Airplane log: NYC to Istanbul June 2002



People can’t fly anymore without recalling that image of a 747 flying into the world trade. It’s an image perpetually fresh in our minds, a permanent picture-file catalogued in our collective database. When I look at the blank monitors on the plane, and everyone around me tucked away in sleep, wrapped up in identical blankets, knocked out by the lowered levels of oxygen, I see the image pop up on the screen again like it did for a week, playing on loop like a trendy new music video. DeLillo was right, we all get some kind of deep kick from watching human catastrophes on a large scale. The power of the present moment rarely reveals itself to America on any kind of intimate basis. People in China die. US embassies in Africa get blown up. The Palestinians send in suicide bombers. But New York is ours, they said, our king, with every rook, pawn, knight, and castle standing firm. New York goes down in the permanent archives.

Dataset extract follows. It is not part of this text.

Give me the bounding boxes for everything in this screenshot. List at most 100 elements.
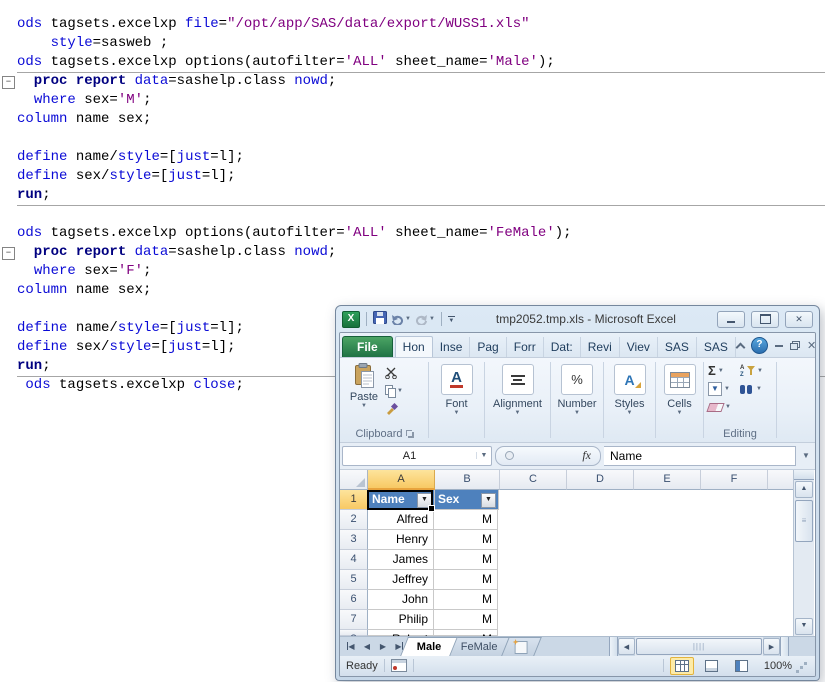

I hate when they lower the oxygen. Everyone else falls into a coma but I just get a migraine. My head starts rolling like it does after days without sleep. Ideas spontaneously emerge in the strange space of a silent sleeping city, crawling through the thin air between the stratosphere and space itself. All of a sudden all your ideas seem urgently important. But it’s only because you are writing them under this oxygen-deprived cave-man condition. There is something almost ancient and holy about all of it. Back in the day nomads and Native Americans huddled around fires in tee-pee villages. Up here in the sky, purses and money pouches is our fuel. We jingle our jewelry and sleep; hibernate together, our ghostly breaths and nose-hummings mesh together into a celestial amen. We are the elite, we have gathered here to pray. We just don’t know it.